The Secret of the Sealed Room: A Mystery of Young Ben FranklinThe Secret of the Sealed Room: A Mystery of Young Ben Franklin by Bailey Macdonald

My rating: 4 of 5 stars

In church of a Sunday when the parson preaches about the sins and failings of women, I would swear he gazes straight at me with a stern, disapproving look.

Patience Martin knows she is hardly the model of good behavior. But what incentive does she have? After her mother’s death three years ago, her father bound her as a servant to the wealthy Mrs. Worth. Then her father died in the same shipwreck that left Mrs. Worth a widow in the middle of a difficult pregnancy. She has four long years to serve a woman who never has a kind word to say to her. Of course, things are about to get much, much worse. Mrs. Worth is found dead, and her brother-in-law plans to sell Patience off with no concern for her well-being. Patience takes her chance to run away, but soon learns that she is suspected of stealing Mrs. Worth’s money, and there is a reward on her head. With the help of a smart young printer’s apprentice, she just might save herself and bring the murderer to justice.

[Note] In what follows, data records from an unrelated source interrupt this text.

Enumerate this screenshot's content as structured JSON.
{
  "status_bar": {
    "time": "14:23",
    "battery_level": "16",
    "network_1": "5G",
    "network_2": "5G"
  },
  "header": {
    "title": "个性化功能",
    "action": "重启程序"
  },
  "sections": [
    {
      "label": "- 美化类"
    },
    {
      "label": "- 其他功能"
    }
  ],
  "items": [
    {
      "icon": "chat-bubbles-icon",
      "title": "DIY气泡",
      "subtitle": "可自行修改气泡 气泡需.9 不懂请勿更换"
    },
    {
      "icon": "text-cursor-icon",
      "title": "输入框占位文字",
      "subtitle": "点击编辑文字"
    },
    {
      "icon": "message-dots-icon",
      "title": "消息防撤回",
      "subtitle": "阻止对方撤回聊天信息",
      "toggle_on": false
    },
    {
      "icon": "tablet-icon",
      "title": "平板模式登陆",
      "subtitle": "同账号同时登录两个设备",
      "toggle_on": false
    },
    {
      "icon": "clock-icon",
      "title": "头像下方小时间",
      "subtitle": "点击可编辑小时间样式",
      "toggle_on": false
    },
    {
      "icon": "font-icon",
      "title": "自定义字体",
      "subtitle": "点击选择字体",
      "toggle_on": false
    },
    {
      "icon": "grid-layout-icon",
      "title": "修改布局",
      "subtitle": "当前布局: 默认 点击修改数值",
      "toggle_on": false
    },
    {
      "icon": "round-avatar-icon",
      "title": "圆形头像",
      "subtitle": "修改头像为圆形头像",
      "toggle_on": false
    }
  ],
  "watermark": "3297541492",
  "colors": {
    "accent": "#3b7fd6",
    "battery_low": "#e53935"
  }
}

As in Wicked Will, MacDonald sets the scene with period details.

Patience is a winning heroine – quick-witted and determined, clearly a girl ahead of her time. The young Ben Franklin is charming, depicted with just enough human faults to remind the reader that even such an American legend was once a teenage boy. Filled with humor and nods to historical events, this is a classic locked-room mystery for the younger set.